Originaire de Lorraine, Alex Toucourt poursuit son chemin singulier dans la chanson française avec Toboggan, son quatrième album studio. Écrit dans la solitude de la campagne, ce nouveau projet intime mêle souvenirs d’enfance, récits du quotidien, chansons d’amour et regard sur notre époque. Rencontre.

Culture & Passions : Que vous inspire ce titre « Toboggan » ?
Alex Toucourt : J’ai écrit cet album tout seul, à la campagne, en partant vraiment d’une feuille blanche et sans avoir de thème en amont. Je n’avais jamais fait ça avant. Une fois que j’ai écrit tous mes textes, je suis allé m’isoler quelques semaines pour les mettre en musique. C’est là que le mot « Toboggan » m’est venu. Ça représente à la fois ce moment d’isolement, l’écriture puis le lâcher-prise. Je trouvais que ce titre fonctionnait bien avec le contenu des chansons et la façon dont elles ont été élaborées.
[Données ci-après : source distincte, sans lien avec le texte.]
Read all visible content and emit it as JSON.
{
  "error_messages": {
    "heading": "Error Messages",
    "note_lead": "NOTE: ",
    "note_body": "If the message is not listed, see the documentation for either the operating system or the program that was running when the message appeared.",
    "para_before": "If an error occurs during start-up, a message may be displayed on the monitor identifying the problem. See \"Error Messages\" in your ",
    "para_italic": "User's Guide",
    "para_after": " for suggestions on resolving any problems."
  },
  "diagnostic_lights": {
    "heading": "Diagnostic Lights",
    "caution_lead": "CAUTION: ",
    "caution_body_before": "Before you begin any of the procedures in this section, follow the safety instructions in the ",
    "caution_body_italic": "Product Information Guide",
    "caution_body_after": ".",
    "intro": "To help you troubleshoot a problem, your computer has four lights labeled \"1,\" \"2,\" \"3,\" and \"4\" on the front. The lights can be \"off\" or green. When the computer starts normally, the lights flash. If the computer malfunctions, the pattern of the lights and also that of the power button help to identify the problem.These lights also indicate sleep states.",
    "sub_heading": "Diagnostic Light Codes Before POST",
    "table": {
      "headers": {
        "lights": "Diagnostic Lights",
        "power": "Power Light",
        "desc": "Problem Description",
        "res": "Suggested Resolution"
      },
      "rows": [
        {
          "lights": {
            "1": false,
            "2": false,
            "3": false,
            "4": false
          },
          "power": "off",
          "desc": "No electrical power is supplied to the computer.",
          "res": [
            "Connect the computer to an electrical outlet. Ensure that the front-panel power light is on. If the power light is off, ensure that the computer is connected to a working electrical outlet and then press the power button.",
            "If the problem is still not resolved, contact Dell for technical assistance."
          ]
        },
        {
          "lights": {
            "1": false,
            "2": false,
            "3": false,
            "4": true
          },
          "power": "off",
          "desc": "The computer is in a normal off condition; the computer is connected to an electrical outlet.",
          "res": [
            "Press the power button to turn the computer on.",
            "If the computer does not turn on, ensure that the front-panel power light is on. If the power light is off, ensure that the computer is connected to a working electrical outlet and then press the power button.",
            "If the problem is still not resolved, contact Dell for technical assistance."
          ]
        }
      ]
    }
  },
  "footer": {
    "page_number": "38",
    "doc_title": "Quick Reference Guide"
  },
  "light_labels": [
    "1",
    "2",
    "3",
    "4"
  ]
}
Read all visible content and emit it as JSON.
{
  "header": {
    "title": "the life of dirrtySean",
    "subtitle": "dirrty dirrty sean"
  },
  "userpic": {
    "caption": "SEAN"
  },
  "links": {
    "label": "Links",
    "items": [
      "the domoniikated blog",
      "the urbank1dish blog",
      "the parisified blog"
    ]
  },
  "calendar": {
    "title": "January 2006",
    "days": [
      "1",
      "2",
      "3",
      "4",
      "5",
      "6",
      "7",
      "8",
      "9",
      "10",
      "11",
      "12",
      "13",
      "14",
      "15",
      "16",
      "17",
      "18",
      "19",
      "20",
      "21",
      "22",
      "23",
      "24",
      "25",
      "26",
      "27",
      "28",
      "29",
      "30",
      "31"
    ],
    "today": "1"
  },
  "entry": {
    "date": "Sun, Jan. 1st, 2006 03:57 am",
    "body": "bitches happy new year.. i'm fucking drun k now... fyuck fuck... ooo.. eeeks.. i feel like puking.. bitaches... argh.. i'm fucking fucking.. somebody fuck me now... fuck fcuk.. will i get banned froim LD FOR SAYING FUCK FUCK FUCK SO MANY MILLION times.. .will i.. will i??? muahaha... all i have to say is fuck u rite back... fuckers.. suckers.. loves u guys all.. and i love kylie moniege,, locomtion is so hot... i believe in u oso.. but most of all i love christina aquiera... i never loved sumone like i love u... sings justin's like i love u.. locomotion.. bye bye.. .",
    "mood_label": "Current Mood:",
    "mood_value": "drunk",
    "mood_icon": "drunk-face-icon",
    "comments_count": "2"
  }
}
De quoi vouliez-vous traiter à travers les onze titres de l’album ?
Je me suis beaucoup inspiré des choses que j’ai entendues ou vécues, de près ou de loin. J’aime bien aller puiser dans les souvenirs, écrire des petites histoires aussi, des souvenirs d’enfance, observer un peu la société, etc. Il y a des chansons qui parlent d’amour, une chanson qui dénonce aussi la bêtise face au réchauffement climatique.
L’album a été coréalisé avec Alexis Campet. Qui est-il ?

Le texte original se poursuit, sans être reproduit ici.